I'm concerned that they are not following the federal law. Are you in the US? After you request evaluations, they are required to meet with you and have you sign a form. Either it would be a form denying evaluations, because they do not agree there is evidence of disabilty, or a form on which you as the parent agree to the evaluations and check off what areas will be tested.

 

They are required by federal law to do this within 30 calendar days of your written request to the public school. Are you dealing with a public school or private?

 

Also, your signature should have been on any 504 document before it was put into place.

 

In order to insist that your school district follows the law, you will need to educate yourself on the federal IDEA laws, as well as any state guidelines. You should be able to google and find the information, to start. You can also read books.

 

It sounds like you are going to have to advocate hard for this child. The public school absolutely does test for learning disabilities, and I can't figure out why it hasn't happened yet if you made a written request. Did you send the request to the special education department of the public school, or was it to a teacher?
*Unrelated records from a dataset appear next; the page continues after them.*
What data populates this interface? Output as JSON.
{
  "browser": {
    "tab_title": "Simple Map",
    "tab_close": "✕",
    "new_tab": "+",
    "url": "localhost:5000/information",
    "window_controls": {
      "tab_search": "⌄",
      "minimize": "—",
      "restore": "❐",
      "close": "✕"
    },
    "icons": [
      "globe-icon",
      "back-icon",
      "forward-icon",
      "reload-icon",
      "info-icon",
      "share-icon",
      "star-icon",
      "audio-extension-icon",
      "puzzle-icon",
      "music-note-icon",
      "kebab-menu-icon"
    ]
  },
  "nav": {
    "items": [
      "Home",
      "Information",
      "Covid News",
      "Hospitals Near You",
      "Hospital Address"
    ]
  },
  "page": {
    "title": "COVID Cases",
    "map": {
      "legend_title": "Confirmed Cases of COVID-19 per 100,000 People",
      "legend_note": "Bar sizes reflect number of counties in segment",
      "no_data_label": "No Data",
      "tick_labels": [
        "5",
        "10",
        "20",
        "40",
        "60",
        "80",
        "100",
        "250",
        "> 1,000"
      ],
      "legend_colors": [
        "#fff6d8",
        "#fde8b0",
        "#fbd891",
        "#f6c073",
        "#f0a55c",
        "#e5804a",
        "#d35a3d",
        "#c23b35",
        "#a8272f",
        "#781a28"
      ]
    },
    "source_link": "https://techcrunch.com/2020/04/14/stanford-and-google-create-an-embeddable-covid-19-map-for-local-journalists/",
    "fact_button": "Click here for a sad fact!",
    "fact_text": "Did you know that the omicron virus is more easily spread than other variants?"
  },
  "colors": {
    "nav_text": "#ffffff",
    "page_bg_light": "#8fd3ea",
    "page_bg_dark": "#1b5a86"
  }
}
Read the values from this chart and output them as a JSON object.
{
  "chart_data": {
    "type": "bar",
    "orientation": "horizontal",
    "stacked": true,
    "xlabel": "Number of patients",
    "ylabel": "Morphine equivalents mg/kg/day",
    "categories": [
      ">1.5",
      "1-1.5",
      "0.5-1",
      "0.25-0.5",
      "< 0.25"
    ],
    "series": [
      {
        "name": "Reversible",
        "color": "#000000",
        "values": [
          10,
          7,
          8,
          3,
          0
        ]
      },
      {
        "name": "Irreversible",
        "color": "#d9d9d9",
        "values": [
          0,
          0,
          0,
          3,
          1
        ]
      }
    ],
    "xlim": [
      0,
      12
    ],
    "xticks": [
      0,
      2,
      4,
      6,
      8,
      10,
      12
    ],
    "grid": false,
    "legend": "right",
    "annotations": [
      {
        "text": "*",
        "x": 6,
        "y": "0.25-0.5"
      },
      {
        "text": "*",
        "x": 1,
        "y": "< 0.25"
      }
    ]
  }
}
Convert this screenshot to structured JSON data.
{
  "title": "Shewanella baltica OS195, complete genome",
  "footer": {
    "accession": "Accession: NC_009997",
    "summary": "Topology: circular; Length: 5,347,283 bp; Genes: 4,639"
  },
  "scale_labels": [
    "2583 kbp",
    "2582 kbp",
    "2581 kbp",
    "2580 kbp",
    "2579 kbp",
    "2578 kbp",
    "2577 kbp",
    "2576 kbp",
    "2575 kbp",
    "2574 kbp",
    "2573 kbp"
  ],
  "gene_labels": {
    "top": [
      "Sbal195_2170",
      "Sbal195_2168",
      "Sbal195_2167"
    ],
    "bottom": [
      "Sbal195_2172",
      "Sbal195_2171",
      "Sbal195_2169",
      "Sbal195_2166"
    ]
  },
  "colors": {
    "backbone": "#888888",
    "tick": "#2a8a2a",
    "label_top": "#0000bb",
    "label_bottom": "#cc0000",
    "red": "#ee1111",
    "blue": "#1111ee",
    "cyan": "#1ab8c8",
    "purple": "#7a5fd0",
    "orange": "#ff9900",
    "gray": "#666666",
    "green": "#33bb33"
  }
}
If it was posed as a question to a teacher, that was not sufficient, and you will need to send it to the right person. If this is a private school, you need to send your request to the local public school, because they are the ones with the mandate to evaluate.

 

I'm not sure why testing hasn't happened yet, but you can follow up and make sure it happens. Everything that the school does is supposed to be documented in writing, and parents are equal members of the decision-making team.

 

It is absolutely astonishing that he has a 504 without your knowledge. That is not even legal.